For the air-water interface treatment, the PDMS well top was open to the atmosphere at room temperature. An air-water interface contacting the bottom glass support started to appear when the lowest point of the water meniscus reached the middle floor of the well. The rupture of the water meniscus can be clearly identified by the naked eye after around 0.5 hr in our PDMS well. After the water meniscus ruptured, the air-water interface receded to the well boundary and the entire sample looked dry after another 1 hr. For a typical sample, 80 μl of water was added to the well to rehydrate the sample after the 1.5 hr evaporation. For an over-dried sample, 80 μl of water was added 3 hr after the evaporation started (the sample stayed in the dried condition for an extra 1.5 hr). Both samples were washed with GPMV buffer before the observation.

Immunostaining of Aquaporin 3 in HeLa cells

The sample was blocked in 2 mg/mL BSA for 1 hr at room temperature before the immunostaining. The Aquaporin 3 antibody (PE/ATTO 594, Abnova, USA) was diluted in the GPMV buffer and added into the well and incubated with the sample at room temperature at a concentration of 3 μg/mL. After 1 hr incubation, the well was extensively washed with GPMV buffer to remove the unbound antibody for further microscopic observation.

Fluorescence recovery after photobleaching for measuring the diffusivity of Fast-DiO and Anti-AQP3 in the supported GPMV patch

We used fluorescence recovery after photobleaching (FRAP) to measure the diffusivity of Fast-DiO and Anti-AQP3 in the supported GPMV patch. A 200 mW DPSS Blue Laser Modul (SEO, Taiwan) at 473 nm and Green Laser Module (Unice, Taiwan) at 532 nm were used to bleach a small spot in membranes with Fast-DiO and Anti-AQP3 for 0.2 sec. The intensity of a bleached spot has a Gaussian profile with an approximate half-maximum width of 10 μm. Recovery images were captured using an inverted microscope (Olympus IX81, Olympus, Japan) equipped with a CCD camera (ORCA-R2, Hamamatsu, Japan). The intensity recovery time in the region of interest was processed using MATLAB (Mathworks Natick, MA, USA) to calculate the two-dimensional diffusion coefficients of the SLB. The algorithm used for this was reported in our previous study42 and Supplementary Information.
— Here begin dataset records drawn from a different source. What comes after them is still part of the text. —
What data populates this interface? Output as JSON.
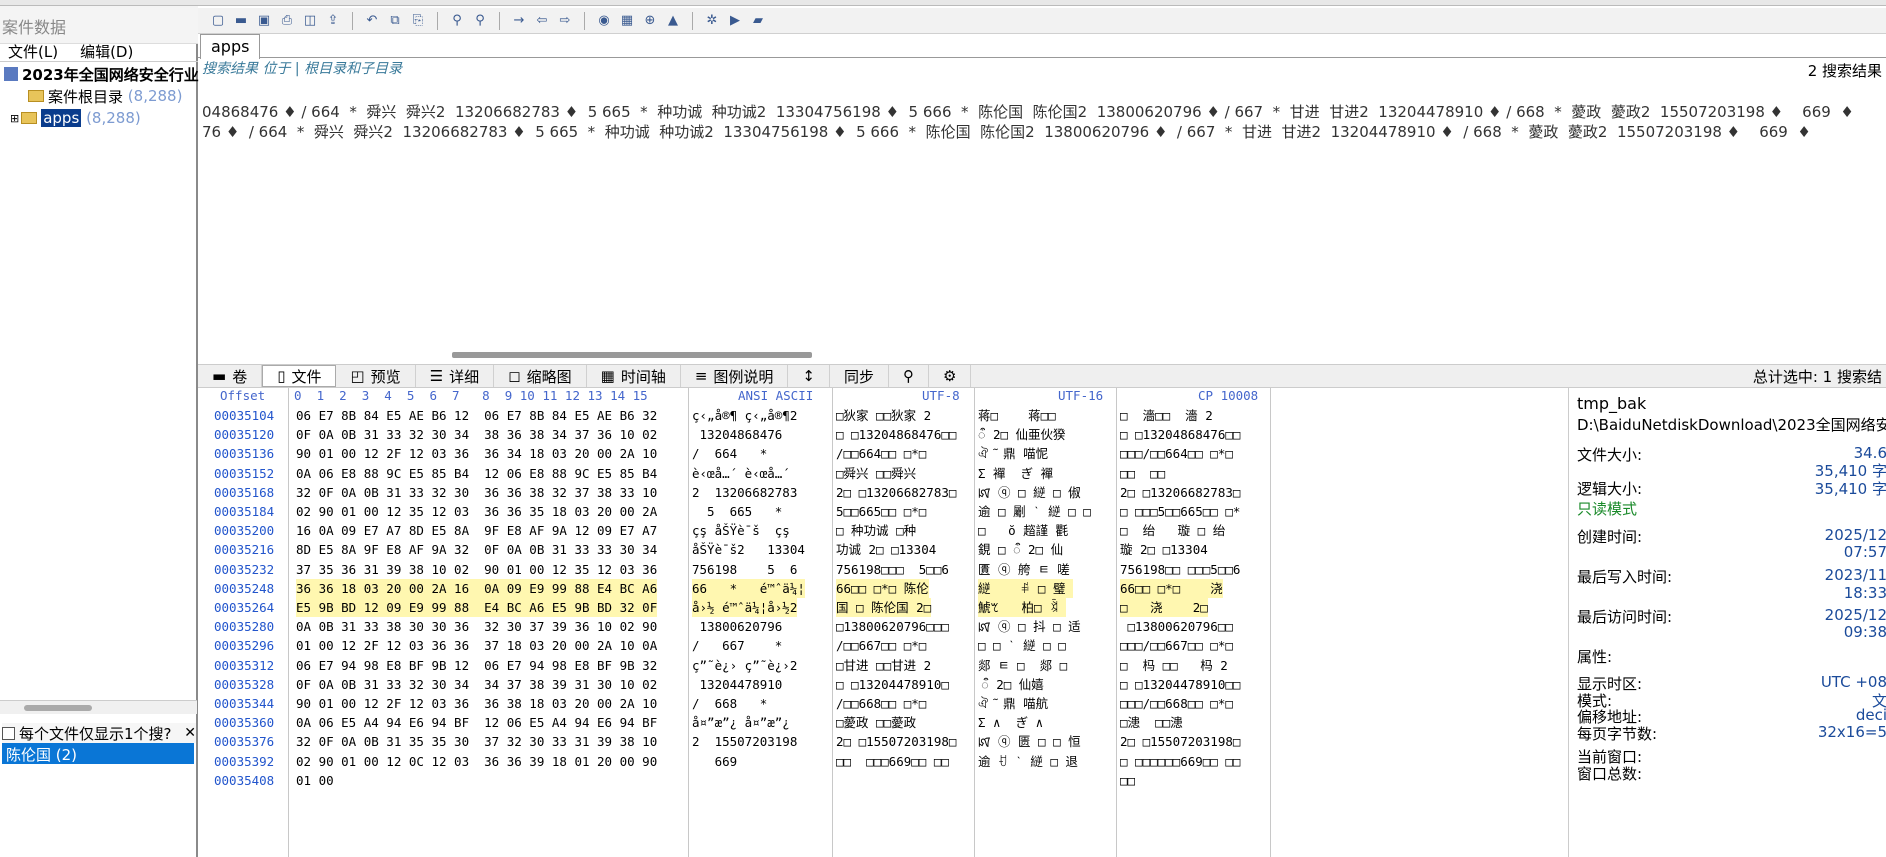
{
  "left_panel": {
    "title": "案件数据",
    "menu": [
      "文件(L)",
      "编辑(D)"
    ],
    "tree": [
      {
        "label": "2023年全国网络安全行业",
        "count": ""
      },
      {
        "label": "案件根目录",
        "count": "(8,288)"
      },
      {
        "label": "apps",
        "count": "(8,288)"
      }
    ],
    "option_label": "每个文件仅显示1个搜?",
    "result": "陈伦国 (2)"
  },
  "tab": {
    "label": "apps"
  },
  "breadcrumb": "搜索结果  位于 | 根目录和子目录",
  "results_count": "2 搜索结果",
  "search_lines": [
    "04868476 ♦ / 664  *  舜兴  舜兴2  13206682783 ♦  5 665  *  种功诚  种功诚2  13304756198 ♦  5 666  *  陈伦国  陈伦国2  13800620796 ♦ / 667  *  甘进  甘进2  13204478910 ♦ / 668  *  薆政  薆政2  15507203198 ♦    669  ♦",
    "76 ♦  / 664  *  舜兴  舜兴2  13206682783 ♦  5 665  *  种功诚  种功诚2  13304756198 ♦  5 666  *  陈伦国  陈伦国2  13800620796 ♦  / 667  *  甘进  甘进2  13204478910 ♦  / 668  *  薆政  薆政2  15507203198 ♦    669  ♦"
  ],
  "viewbar": {
    "tabs": [
      "卷",
      "文件",
      "预览",
      "详细",
      "缩略图",
      "时间轴",
      "图例说明"
    ],
    "sync": "同步",
    "sel_info": "总计选中: 1 搜索结"
  },
  "hex": {
    "headers": {
      "offset": "Offset",
      "cols": "0  1  2  3  4  5  6  7   8  9 10 11 12 13 14 15",
      "ansi": "ANSI ASCII",
      "utf8": "UTF-8",
      "utf16": "UTF-16",
      "cp": "CP 10008"
    },
    "offsets": [
      "00035104",
      "00035120",
      "00035136",
      "00035152",
      "00035168",
      "00035184",
      "00035200",
      "00035216",
      "00035232",
      "00035248",
      "00035264",
      "00035280",
      "00035296",
      "00035312",
      "00035328",
      "00035344",
      "00035360",
      "00035376",
      "00035392",
      "00035408"
    ],
    "bytes": [
      "06 E7 8B 84 E5 AE B6 12  06 E7 8B 84 E5 AE B6 32",
      "0F 0A 0B 31 33 32 30 34  38 36 38 34 37 36 10 02",
      "90 01 00 12 2F 12 03 36  36 34 18 03 20 00 2A 10",
      "0A 06 E8 88 9C E5 85 B4  12 06 E8 88 9C E5 85 B4",
      "32 0F 0A 0B 31 33 32 30  36 36 38 32 37 38 33 10",
      "02 90 01 00 12 35 12 03  36 36 35 18 03 20 00 2A",
      "16 0A 09 E7 A7 8D E5 8A  9F E8 AF 9A 12 09 E7 A7",
      "8D E5 8A 9F E8 AF 9A 32  0F 0A 0B 31 33 33 30 34",
      "37 35 36 31 39 38 10 02  90 01 00 12 35 12 03 36",
      "36 36 18 03 20 00 2A 16  0A 09 E9 99 88 E4 BC A6",
      "E5 9B BD 12 09 E9 99 88  E4 BC A6 E5 9B BD 32 0F",
      "0A 0B 31 33 38 30 30 36  32 30 37 39 36 10 02 90",
      "01 00 12 2F 12 03 36 36  37 18 03 20 00 2A 10 0A",
      "06 E7 94 98 E8 BF 9B 12  06 E7 94 98 E8 BF 9B 32",
      "0F 0A 0B 31 33 32 30 34  34 37 38 39 31 30 10 02",
      "90 01 00 12 2F 12 03 36  36 38 18 03 20 00 2A 10",
      "0A 06 E5 A4 94 E6 94 BF  12 06 E5 A4 94 E6 94 BF",
      "32 0F 0A 0B 31 35 35 30  37 32 30 33 31 39 38 10",
      "02 90 01 00 12 0C 12 03  36 36 39 18 01 20 00 90",
      "01 00"
    ],
    "ansi": [
      "ç‹„å®¶ ç‹„å®¶2",
      " 13204868476",
      "/  664   *",
      "è‹œå…´ è‹œå…´",
      "2  13206682783",
      "  5  665   *",
      "çş åŠŸè¯š  çş",
      "åŠŸè¯š2   13304",
      "756198    5  6",
      "66   *   é™ˆä¼¦",
      "å›½ é™ˆä¼¦å›½2",
      " 13800620796",
      "/   667    *",
      "ç”˜è¿› ç”˜è¿›2",
      " 13204478910",
      "/  668   *",
      "å¤”æ”¿ å¤”æ”¿",
      "2  15507203198",
      "   669",
      ""
    ],
    "utf8": [
      "□狄家 □□狄家 2",
      "□ □13204868476□□",
      "/□□664□□ □*□",
      "□舜兴 □□舜兴",
      "2□ □13206682783□",
      "5□□665□□ □*□",
      "□ 种功诚 □种",
      "功诚 2□ □13304",
      "756198□□□  5□□6",
      "66□□ □*□ 陈伦",
      "国 □ 陈伦国 2□",
      "□13800620796□□□",
      "/□□667□□ □*□",
      "□甘进 □□甘进 2",
      "□ □13204478910□",
      "/□□668□□ □*□",
      "□薆政 □□薆政",
      "2□ □15507203198□",
      "□□  □□□669□□ □□",
      ""
    ],
    "utf16": [
      "蒋□    蒋□□",
      "ऀ 2□ 仙亜伙猤 ",
      "ঐ ᷉ ⿍ 喵怩   ",
      "Σ 襌  ぎ 襌 ",
      "ꡤ ⓠ □ 縌 □ 俶 ",
      "逾 □ 劚 ˋ 縌 □ □",
      "□   ŏ 趦謹 氍 ",
      "鋧 □ ऀ 2□ 仙 ",
      "匱 ⓠ 舿 ㅌ 嗟 ",
      "縌    ꅰ □ 璧 ",
      "鯱ꕎ   柏□ ꃕ ",
      "ꡤ ⓠ □ 抖 □ 适",
      "□ □ ˋ 縌 □ □ ",
      "郯 ㅌ □  郯 □",
      " ऀ 2□ 仙嬉 ",
      "ঐ ᷉ ⿍ 喵航   ",
      "Σ ∧  ぎ ∧  ",
      "ꡤ ⓠ 匮 □ □ 恒 ",
      "逾 ꀀ ˋ 縌 □ 退",
      ""
    ],
    "cp": [
      "□  濇□□  濇 2",
      "□ □13204868476□□",
      "□□□/□□664□□ □*□",
      "□□  □□",
      "2□ □13206682783□",
      "□ □□□5□□665□□ □*",
      "□  绐   璇 □ 绐",
      "璇 2□ □13304",
      "756198□□ □□□5□□6",
      "66□□ □*□    浇",
      "□   浇    2□",
      " □13800620796□□",
      "□□□/□□667□□ □*□",
      "□  杩 □□   杩 2",
      "□ □13204478910□□",
      "□□□/□□668□□ □*□",
      "□漶  □□漶",
      "2□ □15507203198□",
      "□ □□□□□□669□□ □□",
      "□□"
    ]
  },
  "info": {
    "filename": "tmp_bak",
    "path": "D:\\BaiduNetdiskDownload\\2023全国网络安",
    "rows": [
      {
        "label": "文件大小:",
        "value": "34.6"
      },
      {
        "label": "",
        "value": "35,410 字"
      },
      {
        "label": "逻辑大小:",
        "value": "35,410 字"
      },
      {
        "label": "只读模式",
        "value": ""
      },
      {
        "label": "创建时间:",
        "value": "2025/12"
      },
      {
        "label": "",
        "value": "07:57"
      },
      {
        "label": "最后写入时间:",
        "value": "2023/11"
      },
      {
        "label": "",
        "value": "18:33"
      },
      {
        "label": "最后访问时间:",
        "value": "2025/12"
      },
      {
        "label": "",
        "value": "09:38"
      },
      {
        "label": "属性:",
        "value": ""
      },
      {
        "label": "显示时区:",
        "value": "UTC +08"
      },
      {
        "label": "模式:",
        "value": "文"
      },
      {
        "label": "偏移地址:",
        "value": "deci"
      },
      {
        "label": "每页字节数:",
        "value": "32x16=5"
      },
      {
        "label": "当前窗口:",
        "value": ""
      },
      {
        "label": "窗口总数:",
        "value": ""
      }
    ]
  }
}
Image processing to obtain GPMV patch coverage ratio

ImageJ software (NIH, Maryland, USA) was used to obtain the membrane coverage ratio. The gray scale images were converted to black and white images by using the threshold intensity determined by the methods built in ImageJ (see Supplementary Fig. S2), with the white region as the region covered by the GPMVs and the black region as the empty region with no GPMVs. The GPMV coverage ratio was further determined by the “Analyze Particle” function in ImageJ.

Conclusions

We demonstrated the possibility of using an air-water interface treatment to efficiently break GPMVs to form supported plasma membrane patches with mobile native plasma membrane proteins. The GPMV patch coverage in the membrane platform achieved by the air-water interface treatment were seventeen times higher than those achieved by the spontaneous rupture of GPMVs. In addition, the coverage can be further significantly increased by applying multiple air-water interface treatments. The sample consisting of spontaneously ruptured GPMVs and the sample consisting of GPMVs ruptured by an air-water interface were shown to have similar averaged fluorescence intensities and membrane diffusivities, suggesting that the integrity of the GPMV patch remained after our air-water interface treatment. These supported membrane patches with native membrane proteins have planar geometry and fixed location. Incorporating the supported membranes with some surface analytical tools such as atomic force microscope (AFM) and surface plasmon resonance (SPR) could allow us to explore the membrane protein properties and ligand binding behaviors in their native-like environment. Being able to rupture tens of micron-sized GPMVs also provides the possibility for the supported membrane patches to form on porous supports for studying the transport behaviors of interested species across the plasma membrane.